To some extent developments in Western Europe have shown what can be done.

i) Last autumn students at French and German secondary schools started using a common history textbook - the fruit of five years' work by a high-level Franco-German Textbook Commission. With the exception of a few paragraphs the German and French texts are identical : the few fundamental differences (over the USA in particular) are explained. A new Commission is now at work on the 1918-1945 period, focusing on the complexity of arriving at a common understanding of the Second World War.

ii) This summer saw the completion of a five-year project, funded by the European Science Foundation, entitled Representations of the Past : the Writing of National Histories in 19th and 20th Century Europe. Overseen by a German historian working at the University of Manchester (who says historians all too often "have blood on their hands"), it starts from the premise that professional history as a discipline arose out of 19th nationalism, and grapples with how to get beyond it. It recognises that as the European Community has expanded, the tension between 'Europeanness' and nationalism has intensified - especially in eastern and south eastern Europe.

The base for these initiatives is a remarkable institution, the Georg Eckert Institute for International Textbook Research in the German town of Braunschweig. It brings together scholars and educators from countries who cannot agree on a shared past - to brainstorm, and to come up with concrete initiatives in schools. It's dealing with Germany/Poland, with Poland/Russia, and - most adventurously - with Israel/Palestine.

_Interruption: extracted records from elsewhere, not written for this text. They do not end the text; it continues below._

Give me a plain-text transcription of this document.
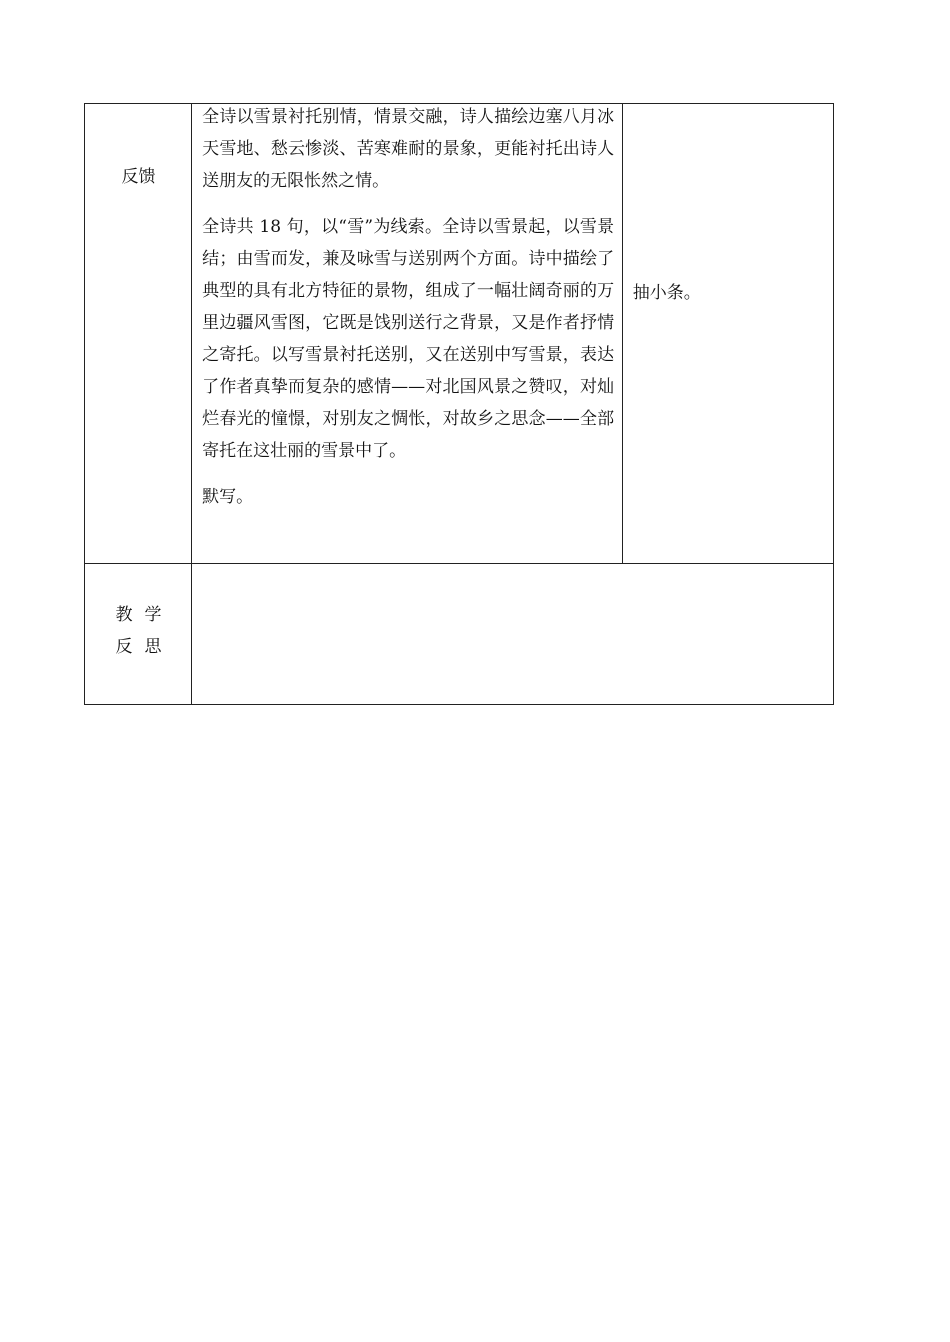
反馈	全诗以雪景衬托别情，情景交融，诗人描绘边塞八月冰天雪地、愁云惨淡、苦寒难耐的景象，更能衬托出诗人送朋友的无限怅然之情。

全诗共 18 句，以“雪”为线索。全诗以雪景起，以雪景结；由雪而发，兼及咏雪与送别两个方面。诗中描绘了典型的具有北方特征的景物，组成了一幅壮阔奇丽的万里边疆风雪图，它既是饯别送行之背景，又是作者抒情之寄托。以写雪景衬托送别，又在送别中写雪景，表达了作者真挚而复杂的感情——对北国风景之赞叹，对灿烂春光的憧憬，对别友之惆怅，对故乡之思念——全部寄托在这壮丽的雪景中了。

默写。	抽小条。

教学
反思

Salzburg is home to the Institute for Historical Justice and Reconciliation. Also with a base in Washington, the Institute sees its job as seeking 'to dispel public myths about historic legacies that are frequently exploited to inflame nationalist prejudices : the IHJR is developing a methodology for consensus building around disputed historical legacies.'

Programme 1 [this week] looks at South Africa,and the efforts now being made by academics and teachers to produce textbooks that adequately reflect the very different histories of black nationalism and afrikaaner nationalism, particularly difficult when history was given little importance in schools for many years following the end of apartheid.

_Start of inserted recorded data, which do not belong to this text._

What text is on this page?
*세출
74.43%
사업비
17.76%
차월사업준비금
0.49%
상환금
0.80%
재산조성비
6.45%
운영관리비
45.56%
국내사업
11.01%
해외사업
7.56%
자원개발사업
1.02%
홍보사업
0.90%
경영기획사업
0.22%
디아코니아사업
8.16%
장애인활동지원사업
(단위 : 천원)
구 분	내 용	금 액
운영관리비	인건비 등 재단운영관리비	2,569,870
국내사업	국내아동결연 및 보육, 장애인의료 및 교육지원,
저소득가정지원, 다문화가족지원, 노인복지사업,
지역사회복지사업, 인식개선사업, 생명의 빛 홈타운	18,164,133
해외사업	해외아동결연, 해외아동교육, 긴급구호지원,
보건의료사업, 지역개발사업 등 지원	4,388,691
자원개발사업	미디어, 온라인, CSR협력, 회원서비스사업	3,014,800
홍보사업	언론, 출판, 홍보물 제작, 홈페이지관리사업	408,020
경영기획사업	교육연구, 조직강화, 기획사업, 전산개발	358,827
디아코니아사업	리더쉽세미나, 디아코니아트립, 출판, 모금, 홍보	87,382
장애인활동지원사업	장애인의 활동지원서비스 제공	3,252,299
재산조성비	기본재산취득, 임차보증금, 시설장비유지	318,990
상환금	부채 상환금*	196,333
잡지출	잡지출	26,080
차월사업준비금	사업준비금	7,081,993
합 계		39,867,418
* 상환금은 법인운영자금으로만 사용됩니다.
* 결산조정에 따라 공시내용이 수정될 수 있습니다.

Programme 2 [next week] focusses on Europe and in particular Bosnia, where efforts are being made in Bosnia to replace school history books that perpetuate racial hatred. Olli Rehn, the European Commissioner for Enlargement, is pushing for a common Balkans history textbook : and an international group made up of historians from the Balkans, the US, Canada and Europe is setting out to 'address historical flashpoints created by the conflicts, with the goal of writing a scholarly history by consensus.'

Each programme features interviews with historians, teachers, politicians, pupils and parents : each explores the contradictions between history and politics and between schools and communities.